If ${ax}^2-bx+c=0$ have two distinct roots lying in the interval $(0,1);a,b,cϵN$, then the least value of ${\log }_{5}abc$, is

• A. $1$
• B. $2$
• C. $3$
• D. $4$

Answer 1

The correct option is B $2$

Let $f\left(x\right)=a{x}^2-bx+c$

It has two distinct real roots lying between 0 and 1.

$f\left(x\right)$ can be written as,$f\left(x\right)=a(x-\alpha )(x-\beta )$, where $\alpha$ and $\beta$ are the roots of the equation.

From the graph it can be observed that $f\left(0\right)f\left(1\right)>0$

As a,b and c are integers $f\left(0\right)f\left(1\right)>1$

$f\left(0\right)=a\alpha \beta$

$f\left(1\right)=a(1-\alpha )(1-\beta )$

$\Rightarrow a^2\left(\alpha \right)(1-\alpha )\left(\beta \right)(1-\beta )>0$ $\to$(1)

Using $AM\ge GM$,we get

$\frac{\alpha +1-\alpha +\beta +1-\beta }{4}>\left(\alpha \beta \right(1-\alpha \left)\right(1-\beta ){)}^{\frac{1}{4}}$

AM and GM cannot be equal because the equation has distinct roots

$\frac{a^2}{16}>a^2\left(\alpha \beta \right(1-\alpha \left)\right(1-\beta \left)\right)$.

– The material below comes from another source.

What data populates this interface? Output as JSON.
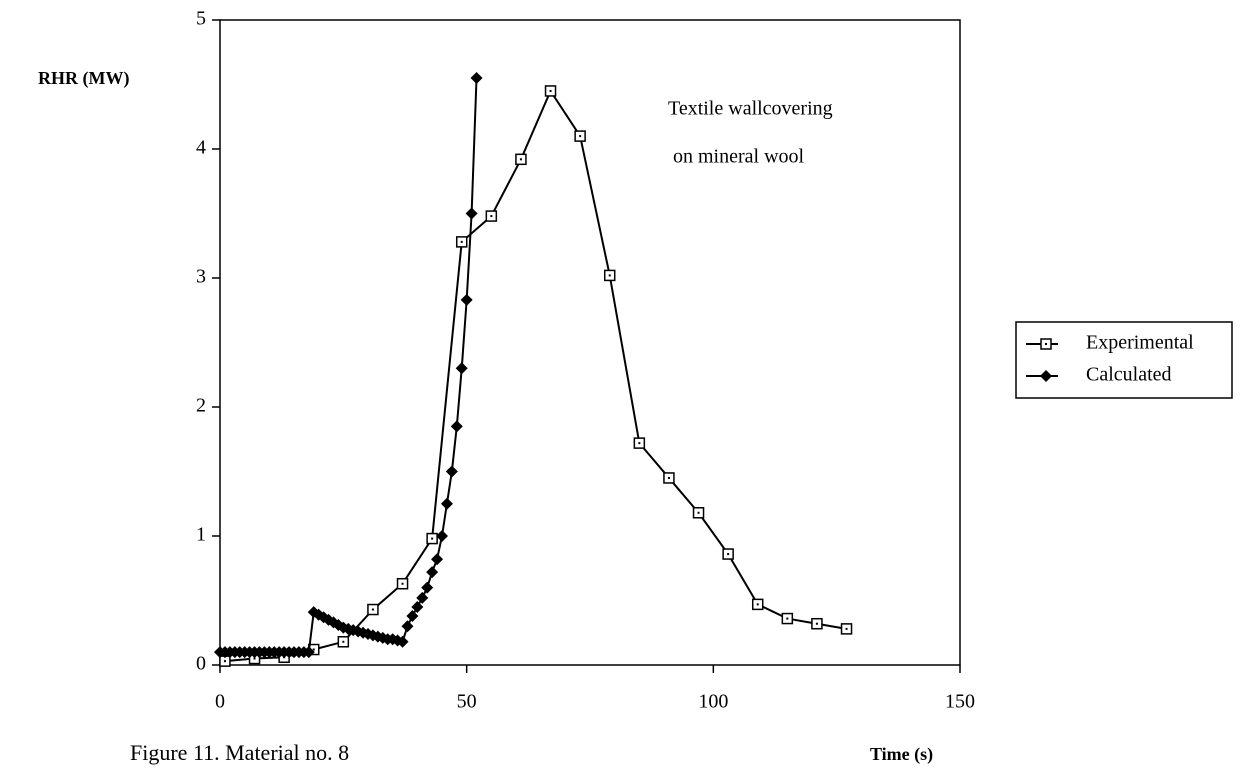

$\Rightarrow \frac{a^2}{16}>1$

$\Rightarrow a>4$

Therefore the minimum value of a is 5.

The discriminant of the equation, $\Delta =b^2-4ac\ge 0$

$\Rightarrow b^2>20c$

Taking the minimum value of c=1,

we get $b^2>20$

$\Rightarrow$ Minimum Value of b = 5.

$\Rightarrow abc=25$

$\Rightarrow lo{g}_{5}abc=2$

Therefore,Option B is correct.